You miss Blooms point in my opinion. But of little consequence anyway.
I may be oversimplifying it (here I'll confess I've only skimmed through The Closing of the American Mind - just found too much of it a series of hackneyed right-wing talking points I didn't want to venture further) but an education centered around a defined (Western) canon was certainly one of his core arguments and I say the real threat to such an education today is the business-centric model of our institutions of supposedly higher learning, not the oft-mocked faction of diversity and intersectionality which still constitutes a relatively small part of our campus culture. Even the other Bloom, the redoubtable Harold, made a clearly more forceful case for the canon than Allan ever did despite being rather opposed politically.
Let me close by sharing some of my own college experience (think about 10 years ago). Like everyone else I had to take my share of required courses, and one of them was called Introduction to the Novel which didn't include a single book that I gather would've earned Bloom's (either one's) approval. (The closest ones were Richard Wright's Native Son and Alice Walker's The Color Purple.) But I can say the class discussions we had (at least the ones I attended) were often challenging and stimulating, including this particular one about Native Son that would've destroyed any idea of safe space when a white female student angrily protested that Bigger Thomas' decision to hide the body of the white woman he accidentally kills isn't excused by any element of structural racism, with no serious pushback on that uncomfortable truth from the rest of the class including African-American students. And get this: I found this other novel I read for (IIRC) a history course, a fine retelling of Romeo and Juliet called The River Between by Kenyan writer Ngũgĩ wa Thiong'o, more rewarding than either the better-known Native Son or The Color Purple, which BTW turns the very idea of the canon upside down, and the best conversation I had about the book happened to be with a Kenyan immigrant student... in a physics class (another required elective, yes). And I was also lucky to take another elective in ethnomusicology taught by a former Harvard professor who had firsthand training in Korean pansori (one time he began the class being introduced by a TA as a surprise "special guest" before coming out with a pair of Korean drums in full traditional hanbok) and which introduced me to the beauties of Indian raga music, a lifelong love that continues to this day.

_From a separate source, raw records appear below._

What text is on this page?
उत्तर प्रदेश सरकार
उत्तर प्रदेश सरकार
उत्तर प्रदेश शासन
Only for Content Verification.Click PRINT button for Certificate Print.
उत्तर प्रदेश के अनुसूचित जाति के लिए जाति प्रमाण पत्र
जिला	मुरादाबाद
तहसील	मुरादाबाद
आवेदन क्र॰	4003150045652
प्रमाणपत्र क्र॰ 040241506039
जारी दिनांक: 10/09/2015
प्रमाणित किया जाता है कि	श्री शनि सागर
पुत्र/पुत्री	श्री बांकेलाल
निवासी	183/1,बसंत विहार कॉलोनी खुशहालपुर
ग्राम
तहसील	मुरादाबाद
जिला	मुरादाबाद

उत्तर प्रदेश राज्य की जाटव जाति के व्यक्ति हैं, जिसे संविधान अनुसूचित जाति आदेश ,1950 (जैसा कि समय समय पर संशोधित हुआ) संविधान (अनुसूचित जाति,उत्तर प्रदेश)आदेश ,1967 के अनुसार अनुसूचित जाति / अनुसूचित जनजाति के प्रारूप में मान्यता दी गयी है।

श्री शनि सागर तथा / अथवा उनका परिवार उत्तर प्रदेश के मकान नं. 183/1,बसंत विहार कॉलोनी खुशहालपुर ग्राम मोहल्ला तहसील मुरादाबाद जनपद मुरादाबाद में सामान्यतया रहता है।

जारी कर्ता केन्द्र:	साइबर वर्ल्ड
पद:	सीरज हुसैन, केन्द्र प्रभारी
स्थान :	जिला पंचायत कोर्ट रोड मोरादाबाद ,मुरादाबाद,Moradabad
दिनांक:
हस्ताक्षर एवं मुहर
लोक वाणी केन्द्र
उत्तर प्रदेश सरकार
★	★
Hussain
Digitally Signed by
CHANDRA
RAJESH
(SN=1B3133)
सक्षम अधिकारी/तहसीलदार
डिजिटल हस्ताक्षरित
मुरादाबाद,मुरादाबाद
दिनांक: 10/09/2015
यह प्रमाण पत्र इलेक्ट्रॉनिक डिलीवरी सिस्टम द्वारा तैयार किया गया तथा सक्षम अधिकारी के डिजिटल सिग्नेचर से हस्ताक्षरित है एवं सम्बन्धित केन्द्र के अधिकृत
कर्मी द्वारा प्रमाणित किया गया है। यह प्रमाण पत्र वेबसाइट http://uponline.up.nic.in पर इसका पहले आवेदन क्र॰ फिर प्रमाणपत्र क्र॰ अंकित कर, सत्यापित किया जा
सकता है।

All that was in my very first 2-3 semesters of college, no doubt the best part of my campus experience despite my general contempt for formal education. None of these examples would be considered part of the generally accepted canon, but I can say they were at the very least no less rewarding than the usual course work I did in European history, Aristotle, Palladio (architecture was among the first choices for my major, but I ditched it after taking the intro ARCH course - just way too time-consuming for me to make it a living), etc. And even while I was working on my eventual business degree (I believe you're an accountant yourself) I was doing my minor in philosophy with courses on logic, the obscure Medieval philosophers and Wittgenstein after taking, you guessed it, Philosophy 200 (or whatever the course number was) as one of my required electives. And that's not including the boatload of reading I did on the side - mainly the Russians including Tolstoy, Dostoevsky, Chekhov and, if I'm being honest, lesser writers like Mailer and Rimbaud - sometimes well into the morning in the dorm basement with nary a soul present, which really helped me get through many of the business courses which I found excruciatingly tedious (marketing was the worst).
But I digress. My point is that the kind of, yes, diverse intellectual environment that I found in my most rewarding time in college wouldn't have been possible had the Blooms of the world imposed their limited worldview on the college campus, and also that I was able to get my education DESPITE the coursework of my major which served as little more than a resume booster. To me the latter business requirements of corporate America are the real threat to our education today, not the supposedly closed mind of our universities where students can, pace the naysayers, readily partake in the (Western) canon and others' ideas regardless of one's origins or prejudices.